Emasculation, Sexuality, and Gender
Nurse Ratched tries to keep strict control over the men, and one of the ways she does this is by humiliating them for any displays of sexuality or power. This reflects a broader dynamic in which the authorities keep the inmates docile by repressing their sexuality. Part of McMurphy's frustration with conditions in the ward is with the men's subservience to the matriarchal power of Nurse Ratched. He is infuriated by her cool wielding of power, and while he can reason with Dr. Spivey on the level of gender and sexuality (as when he tries to justify statutory rape in their first meeting), he cannot find common ground with Ratched. His misogyny is on full display when he is in a meeting with Spivey and he says, "Well I don't wanna break up the meeting or nothin', but she's somethin' of a cunt, ain't she Doc?" McMurphy prefers an uncomplicated and consenting woman like Candy to the hard-nosed Ratched.
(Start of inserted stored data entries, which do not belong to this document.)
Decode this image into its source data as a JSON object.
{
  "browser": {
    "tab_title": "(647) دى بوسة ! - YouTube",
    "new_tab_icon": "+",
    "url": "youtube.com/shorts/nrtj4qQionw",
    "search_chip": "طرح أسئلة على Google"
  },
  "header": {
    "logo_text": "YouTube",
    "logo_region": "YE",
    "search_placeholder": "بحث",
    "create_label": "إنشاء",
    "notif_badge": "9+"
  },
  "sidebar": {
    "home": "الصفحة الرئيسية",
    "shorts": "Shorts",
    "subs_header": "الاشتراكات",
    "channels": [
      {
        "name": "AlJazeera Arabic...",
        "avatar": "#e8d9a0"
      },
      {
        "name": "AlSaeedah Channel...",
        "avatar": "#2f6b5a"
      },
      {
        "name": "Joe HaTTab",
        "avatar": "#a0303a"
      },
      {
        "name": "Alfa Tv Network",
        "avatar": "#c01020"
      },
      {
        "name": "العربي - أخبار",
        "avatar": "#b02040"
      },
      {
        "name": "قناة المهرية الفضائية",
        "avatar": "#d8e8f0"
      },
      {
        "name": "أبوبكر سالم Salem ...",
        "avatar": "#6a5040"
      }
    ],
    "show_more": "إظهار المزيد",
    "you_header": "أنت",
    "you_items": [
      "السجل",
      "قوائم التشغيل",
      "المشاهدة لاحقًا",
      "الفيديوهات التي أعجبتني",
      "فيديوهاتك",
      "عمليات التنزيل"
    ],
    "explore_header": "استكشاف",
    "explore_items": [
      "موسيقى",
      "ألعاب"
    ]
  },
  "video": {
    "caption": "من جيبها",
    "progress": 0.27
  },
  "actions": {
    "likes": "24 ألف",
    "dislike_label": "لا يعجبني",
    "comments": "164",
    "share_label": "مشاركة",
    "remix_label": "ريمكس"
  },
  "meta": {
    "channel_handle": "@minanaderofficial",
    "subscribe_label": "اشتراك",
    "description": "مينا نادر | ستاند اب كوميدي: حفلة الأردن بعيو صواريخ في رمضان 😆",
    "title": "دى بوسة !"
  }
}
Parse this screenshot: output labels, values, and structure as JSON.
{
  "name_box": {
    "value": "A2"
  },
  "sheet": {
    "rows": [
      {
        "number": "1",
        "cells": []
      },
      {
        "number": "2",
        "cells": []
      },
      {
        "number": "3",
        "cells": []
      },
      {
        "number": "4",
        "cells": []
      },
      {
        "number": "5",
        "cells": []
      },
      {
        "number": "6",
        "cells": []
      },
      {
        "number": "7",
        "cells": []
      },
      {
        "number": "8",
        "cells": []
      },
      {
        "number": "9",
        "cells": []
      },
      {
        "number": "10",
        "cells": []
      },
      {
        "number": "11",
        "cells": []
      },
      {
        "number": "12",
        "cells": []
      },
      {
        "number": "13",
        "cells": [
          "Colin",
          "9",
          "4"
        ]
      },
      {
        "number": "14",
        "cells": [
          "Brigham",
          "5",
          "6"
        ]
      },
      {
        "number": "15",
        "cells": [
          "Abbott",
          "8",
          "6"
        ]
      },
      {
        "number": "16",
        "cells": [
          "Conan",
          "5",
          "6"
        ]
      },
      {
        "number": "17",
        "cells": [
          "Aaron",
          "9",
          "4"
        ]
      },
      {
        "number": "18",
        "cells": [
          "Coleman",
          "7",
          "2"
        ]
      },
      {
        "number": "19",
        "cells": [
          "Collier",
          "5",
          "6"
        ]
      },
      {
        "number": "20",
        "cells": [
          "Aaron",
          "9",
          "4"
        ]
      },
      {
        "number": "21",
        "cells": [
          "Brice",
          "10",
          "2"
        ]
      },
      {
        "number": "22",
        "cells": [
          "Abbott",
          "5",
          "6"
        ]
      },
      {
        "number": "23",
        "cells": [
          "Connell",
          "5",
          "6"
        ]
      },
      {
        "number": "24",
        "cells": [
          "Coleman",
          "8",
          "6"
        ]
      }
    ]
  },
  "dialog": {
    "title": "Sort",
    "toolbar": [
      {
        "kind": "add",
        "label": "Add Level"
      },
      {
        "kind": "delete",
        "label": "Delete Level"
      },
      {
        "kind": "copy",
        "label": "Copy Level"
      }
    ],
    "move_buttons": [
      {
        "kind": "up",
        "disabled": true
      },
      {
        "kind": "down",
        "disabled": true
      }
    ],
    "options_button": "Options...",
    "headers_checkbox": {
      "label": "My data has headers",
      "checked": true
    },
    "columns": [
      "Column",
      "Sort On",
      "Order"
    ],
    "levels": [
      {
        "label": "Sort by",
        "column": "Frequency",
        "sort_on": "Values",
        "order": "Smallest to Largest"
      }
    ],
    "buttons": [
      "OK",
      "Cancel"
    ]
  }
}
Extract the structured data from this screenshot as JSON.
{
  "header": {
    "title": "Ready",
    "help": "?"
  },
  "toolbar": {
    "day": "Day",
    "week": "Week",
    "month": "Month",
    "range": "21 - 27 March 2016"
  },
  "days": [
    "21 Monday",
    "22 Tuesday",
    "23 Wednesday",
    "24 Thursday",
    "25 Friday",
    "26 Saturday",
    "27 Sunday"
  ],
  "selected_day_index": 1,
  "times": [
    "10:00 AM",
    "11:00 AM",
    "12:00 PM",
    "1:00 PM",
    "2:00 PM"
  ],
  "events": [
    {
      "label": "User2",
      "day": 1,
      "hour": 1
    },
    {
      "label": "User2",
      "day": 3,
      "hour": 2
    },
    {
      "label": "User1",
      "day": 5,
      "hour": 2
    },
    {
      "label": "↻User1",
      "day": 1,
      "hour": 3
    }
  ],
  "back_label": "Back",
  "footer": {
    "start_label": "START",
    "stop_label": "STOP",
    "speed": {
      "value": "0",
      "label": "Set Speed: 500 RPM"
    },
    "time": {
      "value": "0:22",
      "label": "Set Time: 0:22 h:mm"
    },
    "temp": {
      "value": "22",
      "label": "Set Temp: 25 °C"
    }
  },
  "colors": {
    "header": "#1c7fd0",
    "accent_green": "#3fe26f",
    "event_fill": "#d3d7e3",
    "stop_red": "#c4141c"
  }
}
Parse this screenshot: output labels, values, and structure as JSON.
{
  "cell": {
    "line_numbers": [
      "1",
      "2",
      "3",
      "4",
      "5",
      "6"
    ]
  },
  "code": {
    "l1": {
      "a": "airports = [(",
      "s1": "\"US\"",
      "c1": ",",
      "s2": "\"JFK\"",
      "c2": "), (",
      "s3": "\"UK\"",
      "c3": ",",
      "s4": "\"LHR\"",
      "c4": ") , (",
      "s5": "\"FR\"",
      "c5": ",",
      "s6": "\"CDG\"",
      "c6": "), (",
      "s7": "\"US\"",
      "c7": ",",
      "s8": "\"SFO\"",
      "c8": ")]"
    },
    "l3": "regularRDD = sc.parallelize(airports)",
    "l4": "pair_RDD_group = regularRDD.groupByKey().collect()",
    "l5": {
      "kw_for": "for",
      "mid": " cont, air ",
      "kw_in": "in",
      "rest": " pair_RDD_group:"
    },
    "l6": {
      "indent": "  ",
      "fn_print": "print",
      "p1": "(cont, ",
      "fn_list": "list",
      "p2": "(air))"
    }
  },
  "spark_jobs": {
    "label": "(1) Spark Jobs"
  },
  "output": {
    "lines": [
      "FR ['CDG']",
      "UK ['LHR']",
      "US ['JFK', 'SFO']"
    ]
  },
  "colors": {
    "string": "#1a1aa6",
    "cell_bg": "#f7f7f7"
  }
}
On the flip side, Ratched does not allow the men to express their masculine qualities with freedom, forbidding them to watch the baseball game and shaming Billy for sleeping with a woman in the ward, in spite of knowing his structures of guilt around sex. Emasculation and misogyny come head to head between Ratched and McMurphy.
Natural Impulses
McMurphy represents the free man, who follows his impulses and his libido. When McMurphy arrives at the hospital, Dr. Spivey asks why he was sent there, to which McMurphy responds, "Well, as near as I can figure out, it's 'cause I, uh, fight and fuck too much." McMurphy is the image of the liberated man, to whom rules and manners do not apply, whose only aim is to satiate his own appetites. If we look at psychoanalysis as a process of questioning and confronting the Freudian "id," then McMurphy represents a subject who has no interest in such confrontation. He is the "id" itself, all instinct and primitive sexual desire and aggression. In becoming aligned with McMurphy's plight, the viewer recognizes his or her own "id" and the ways it is inhibited or controlled by institutions and organizations. By contrast, however, McMurphy's fate—a chaotic existence, untamable aggression, and the ultimate lobotomy—shows us the consequences of letting the "id" control our lives and our actions.